2011-06-01



Risoleta C Pinto Pedro


TULPAN

É um filme. Passa-se na estepe. Cazaquistão, mais propriamente. "Passa-se" é mais uma força de expressão. Na realidade, não se passa nada. E passa-se tudo.

Não há jornais, nem água canalizada, nem electricidade, nem lojas. Há a estepe, uma tenda onde vive uma família, uma camioneta a cair, que passa de vez em quando a vender rebuçados e legumes e outras coisas igualmente essenciais, há um rádio a pilhas, um pai, uma mãe, três crianças, um irmão ou cunhado, consoante a perspectiva, que foi marinheiro e anda a aprender a ser pastor, e um rebanho a morrer de fome. Ainda, longe, uma outra tenda onde vive outra família com uma filha que praticamente não chegamos a ver e que se recusa a casar com o tal irmão ou cunhado, porque ele tem as orelhas grandes. Facto que o amigo condutor da camioneta a cair tenta contrariar, por comparação, com uma fotografia antiquíssima do príncipe Carlos, identificado como príncipe da América.
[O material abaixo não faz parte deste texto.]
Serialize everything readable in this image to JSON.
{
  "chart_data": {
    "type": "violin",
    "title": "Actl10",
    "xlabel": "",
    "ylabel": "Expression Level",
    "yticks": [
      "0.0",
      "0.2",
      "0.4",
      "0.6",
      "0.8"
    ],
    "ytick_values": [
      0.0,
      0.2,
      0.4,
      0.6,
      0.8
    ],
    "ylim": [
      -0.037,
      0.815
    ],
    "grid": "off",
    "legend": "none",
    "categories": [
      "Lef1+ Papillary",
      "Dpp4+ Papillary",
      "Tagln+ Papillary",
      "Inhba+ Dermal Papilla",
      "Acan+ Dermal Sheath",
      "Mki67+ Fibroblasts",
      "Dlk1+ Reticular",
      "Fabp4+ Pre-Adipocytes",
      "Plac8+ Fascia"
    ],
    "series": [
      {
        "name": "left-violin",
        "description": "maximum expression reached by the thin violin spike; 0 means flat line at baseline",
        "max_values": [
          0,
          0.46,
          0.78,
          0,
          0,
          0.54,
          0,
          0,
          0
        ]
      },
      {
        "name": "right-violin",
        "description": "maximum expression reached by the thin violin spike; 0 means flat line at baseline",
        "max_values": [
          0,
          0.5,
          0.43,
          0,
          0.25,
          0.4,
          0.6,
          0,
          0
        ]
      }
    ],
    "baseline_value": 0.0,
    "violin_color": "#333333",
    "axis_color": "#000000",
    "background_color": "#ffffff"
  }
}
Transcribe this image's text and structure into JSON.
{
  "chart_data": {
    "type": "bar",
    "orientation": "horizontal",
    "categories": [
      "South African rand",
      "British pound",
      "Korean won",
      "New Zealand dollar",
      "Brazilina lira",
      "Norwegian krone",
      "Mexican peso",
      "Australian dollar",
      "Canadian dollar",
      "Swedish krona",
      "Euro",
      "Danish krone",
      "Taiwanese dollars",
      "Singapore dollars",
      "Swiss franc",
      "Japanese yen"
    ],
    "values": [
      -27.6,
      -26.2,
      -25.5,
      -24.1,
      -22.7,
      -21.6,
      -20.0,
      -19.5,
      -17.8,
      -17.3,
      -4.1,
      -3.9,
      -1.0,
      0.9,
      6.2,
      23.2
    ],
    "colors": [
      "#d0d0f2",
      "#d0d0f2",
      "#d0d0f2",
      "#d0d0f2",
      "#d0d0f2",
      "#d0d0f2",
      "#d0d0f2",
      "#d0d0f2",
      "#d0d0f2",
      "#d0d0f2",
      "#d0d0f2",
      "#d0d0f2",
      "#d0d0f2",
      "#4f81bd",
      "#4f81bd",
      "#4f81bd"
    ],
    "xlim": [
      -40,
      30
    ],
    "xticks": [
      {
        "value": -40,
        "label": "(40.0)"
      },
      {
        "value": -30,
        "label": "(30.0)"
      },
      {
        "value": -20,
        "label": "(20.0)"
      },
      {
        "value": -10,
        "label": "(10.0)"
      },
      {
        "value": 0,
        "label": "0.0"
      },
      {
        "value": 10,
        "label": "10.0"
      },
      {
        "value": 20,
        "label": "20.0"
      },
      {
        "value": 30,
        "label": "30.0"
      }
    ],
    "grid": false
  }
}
Pelo meio muitos silêncios, o dia-a-dia de uma família de pastores, animais que morrem ao nascer, as crianças que brincam como sempre brincaram as crianças em todos os lugares e em todos os tempos, indiferentes e ao mesmo tempo permeáveis a tudo, adolescentes e as suas dores, os primeiros choques com os adultos, a serena dor das mulheres, suave, imperturbável e firme, a silenciosa dor dos homens, desesperada e violenta.

E há o chão, os panos, a comida, os rostos, os corpos, o vento, o vento, o vento, a que todos parecem indiferentes, como se não existisse. O vento desassossega mais o espectador do que as personagens, indiferentes à agitação do ar.

A sobrevivência e os seus limites, o amor, o quase impossível amor, tal como o conhecemos ou julgamos conhecer, e as suas margens. Não há palavras para o essencial, daí este filme, onde a expressão vem dos rostos, do intervalo entre as palavras, do canto das mulheres, dos gestos e dos silêncios.

Há tempo, ali. É tão dura, a vida, tão autenticamente tão inequivocamente dura, que fica uma quase inveja. A areia limpa as confusões da mente, a dura condução dos animais preenche os vazios, as necessidades do dia-a-dia sem interferências entre o ser e a natureza remetem-nos ao silêncio que desde sempre ouvimos dentro de nós, mas que um imenso ruído moderno e sofisticado de uma realidade mascarada ensurdece logo ao nascer.